Women’s experiences of myocardial infarction were described in terms of gradual onset, not having chest pain, and responding to symptoms
J W Albarran
Correspondence to: Mr J W Albarran, University of the West of England, Bristol, UK;
How do women experience symptoms before and during myocardial infarction (MI)?
A purposive sample of 12 women ⩾18 years of age (age range 48–78 y), who had an MI (increase in serum troponin >0.1 ng/l, with or without ST-segment elevation on the electrocardiogram) and were free of discomfort for 24 hours after MI. Exclusion criteria were inability to speak English, clinical instability, and cognitive problems.
Women participated in 30–45 minute semi-structured interviews, which addressed their thoughts and perceptions of the onset of their symptoms. The term “chest pain” was not included in any questions unless participants used it. Interviews were tape recorded and transcribed verbatim.
3 themes reflected the experiences of women who had an MI. (1) Gradual awareness. Women noticed a series of symptoms in the previous weeks or hours or as part of the acute MI episode. Breathlessness, sometimes associated with physical exertion, was a common primary symptom. Other symptoms included heaviness across the chest, indigestion, being more exhausted than usual, and difficulties sleeping. After women became aware of symptoms, they often attributed non-specific symptoms to chronic conditions, ageing, body weight, hormone therapy, smoking, indigestion, or lack of exercise. (2) Not having pain in the chest. Reported symptoms were notable in terms of the lack of a uniform pattern. Symptoms were noted in various areas of the body, including chest, back, neck, upper arms, hands, and stomach. The nature of sensations also varied, with descriptions such as pushing or a feeling of heaviness or numbness, sometimes extending to the wrist, hand, and fingers. Most women described some type of sensation in the chest. 5 initially reported chest pain, typically in the middle of the chest, as the reason for admission. However, upon further probing, 3 women revised their initial response, saying, for example “I wouldn’t say it was pain…You know my pain was different…It was a cramp, more like stiffness different from what you would expect.” Women experienced periodic and/or progressive discomfort, and each episode was assessed based on preconceptions (eg, discomfort was described as a “blockage” in her chest, “like your breakfast hadn’t gone down”). 10 women reported nausea, often with an abrupt onset, during the acute episode. (3) Responding to symptoms. Many women did not seek medical attention because of the odd and intermittent nature of their symptoms. Usually, however, there was a point where women recognised that they were seriously unwell. Women’s beliefs about their health status (eg, being fit and healthy) affected decisions to seek medical care. Even women with chronic health conditions such as hypertension, diabetes, or a family history of heart disease did not identify these as risk factors for MI and were shocked at the diagnosis.
The experiences of women who had a myocardial infarction were reflected in 3 themes: gradual awareness of symptoms, such as breathlessness; not having pain in the chest; and responding to symptoms (deciding to seek medical care).

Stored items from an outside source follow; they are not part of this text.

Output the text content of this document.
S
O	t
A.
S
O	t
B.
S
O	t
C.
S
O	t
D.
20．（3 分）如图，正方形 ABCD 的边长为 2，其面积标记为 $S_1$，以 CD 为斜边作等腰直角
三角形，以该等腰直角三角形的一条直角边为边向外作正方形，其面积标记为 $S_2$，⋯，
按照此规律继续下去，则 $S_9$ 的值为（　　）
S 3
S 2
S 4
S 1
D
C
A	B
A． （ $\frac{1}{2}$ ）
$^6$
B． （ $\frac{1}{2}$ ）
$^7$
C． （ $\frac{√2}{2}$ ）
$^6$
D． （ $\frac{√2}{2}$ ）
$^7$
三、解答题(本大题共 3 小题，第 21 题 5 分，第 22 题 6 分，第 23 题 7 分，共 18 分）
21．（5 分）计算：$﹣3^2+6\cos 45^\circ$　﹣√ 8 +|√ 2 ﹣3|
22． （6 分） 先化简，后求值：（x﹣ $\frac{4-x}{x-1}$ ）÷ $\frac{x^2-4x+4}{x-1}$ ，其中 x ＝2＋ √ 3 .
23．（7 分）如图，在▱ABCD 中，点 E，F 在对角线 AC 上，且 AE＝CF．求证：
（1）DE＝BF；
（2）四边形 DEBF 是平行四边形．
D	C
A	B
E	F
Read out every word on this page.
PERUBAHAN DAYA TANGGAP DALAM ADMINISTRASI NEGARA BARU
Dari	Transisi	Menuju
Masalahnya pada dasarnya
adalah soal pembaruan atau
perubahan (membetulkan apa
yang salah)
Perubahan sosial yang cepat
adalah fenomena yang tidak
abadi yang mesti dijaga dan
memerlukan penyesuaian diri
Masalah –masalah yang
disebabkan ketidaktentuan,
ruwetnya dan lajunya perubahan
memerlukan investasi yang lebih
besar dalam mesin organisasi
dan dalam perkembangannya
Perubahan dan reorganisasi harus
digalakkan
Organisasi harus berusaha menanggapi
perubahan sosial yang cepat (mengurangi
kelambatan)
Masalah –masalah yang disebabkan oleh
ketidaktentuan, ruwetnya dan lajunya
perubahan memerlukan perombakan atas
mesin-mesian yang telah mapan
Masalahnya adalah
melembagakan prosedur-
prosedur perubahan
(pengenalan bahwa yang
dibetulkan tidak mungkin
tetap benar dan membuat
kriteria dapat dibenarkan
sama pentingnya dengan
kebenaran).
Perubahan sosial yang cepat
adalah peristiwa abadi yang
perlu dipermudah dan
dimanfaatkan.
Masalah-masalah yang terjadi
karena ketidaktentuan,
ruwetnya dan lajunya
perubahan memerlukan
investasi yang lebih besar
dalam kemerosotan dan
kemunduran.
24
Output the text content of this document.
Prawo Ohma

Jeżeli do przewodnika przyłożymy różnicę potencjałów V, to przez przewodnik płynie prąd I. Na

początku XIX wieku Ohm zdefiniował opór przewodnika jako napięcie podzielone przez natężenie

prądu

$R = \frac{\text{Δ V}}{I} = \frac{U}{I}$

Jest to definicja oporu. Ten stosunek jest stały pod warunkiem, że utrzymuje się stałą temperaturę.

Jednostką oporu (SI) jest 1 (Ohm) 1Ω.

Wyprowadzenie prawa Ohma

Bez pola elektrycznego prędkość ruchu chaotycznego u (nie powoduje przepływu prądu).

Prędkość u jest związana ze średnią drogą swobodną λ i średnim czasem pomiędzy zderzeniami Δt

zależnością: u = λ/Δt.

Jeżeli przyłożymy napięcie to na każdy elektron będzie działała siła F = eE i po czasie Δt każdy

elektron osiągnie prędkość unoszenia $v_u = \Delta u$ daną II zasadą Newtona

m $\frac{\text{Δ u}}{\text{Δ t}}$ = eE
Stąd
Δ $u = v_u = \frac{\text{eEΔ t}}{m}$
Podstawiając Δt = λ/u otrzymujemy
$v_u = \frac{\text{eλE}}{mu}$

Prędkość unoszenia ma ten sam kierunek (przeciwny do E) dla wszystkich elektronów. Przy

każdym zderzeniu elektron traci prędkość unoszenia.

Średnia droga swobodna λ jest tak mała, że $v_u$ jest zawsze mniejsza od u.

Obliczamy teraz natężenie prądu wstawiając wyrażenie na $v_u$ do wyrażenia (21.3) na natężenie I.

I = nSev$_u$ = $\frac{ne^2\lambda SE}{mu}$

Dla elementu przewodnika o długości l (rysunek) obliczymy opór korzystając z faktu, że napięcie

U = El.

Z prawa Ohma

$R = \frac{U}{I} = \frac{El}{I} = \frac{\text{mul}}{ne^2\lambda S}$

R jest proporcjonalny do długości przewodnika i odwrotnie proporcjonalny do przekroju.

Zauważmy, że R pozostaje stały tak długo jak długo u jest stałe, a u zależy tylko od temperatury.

Albarran JW, Clarke BA, Crawford J. ‘It was not chest pain really, I can’t explain it!’ An exploratory study on the nature of symptoms experienced by women during their myocardial infarction. J Clin Nurs 2007;16:1292–301.
The study by Albarran et al sought to identify how women perceived their symptoms related to MI. The findings support what is now well established knowledge: namely, that women can have symptoms that are different from those thought to be “typical” of MI. The value of the findings lies not in the confirmation that symptoms of MI differ between men and women but in shedding light on why women still fail to associate these symptoms with a cardiac problem and the underlying gender bias in cardiac care, which continues to affect women’s access to timely cardiac care. A common symptomatology could not be established across the study sample. However, it appears that both women and their health professionals tended to frame symptoms within the context of a typical MI. Given that the symptoms are only atypical because they are compared with those of men, it is questionable whether continued use of this terminology in practice or in the literature can create conditions in which women’s MI symptoms can be better understood. Participants’ reports suggest that they and their health professionals tended to label women’s symptoms as “chest pain” even when chest pain was not experienced. It appears that “chest pain” has been adopted by women and their health providers as a label for a symptom cluster associated with typical MI despite knowledge that women’s symptoms may be different. The varied symptomatology of women in this study and the entrenched gender bias reflected in labels used to describe women’s symptoms present challenges for the public and for health professionals to recognise and treat MI in women. The findings point to the need for future studies to explore women’s symptom experiences in relation to known risk factors, ST-segment elevation MI and non–ST-segment elevation MI. Understanding if and how symptoms differ among these subgroups could help to further explain gender differences in symptom experience, presentation, and subsequent triaging and care by health professionals.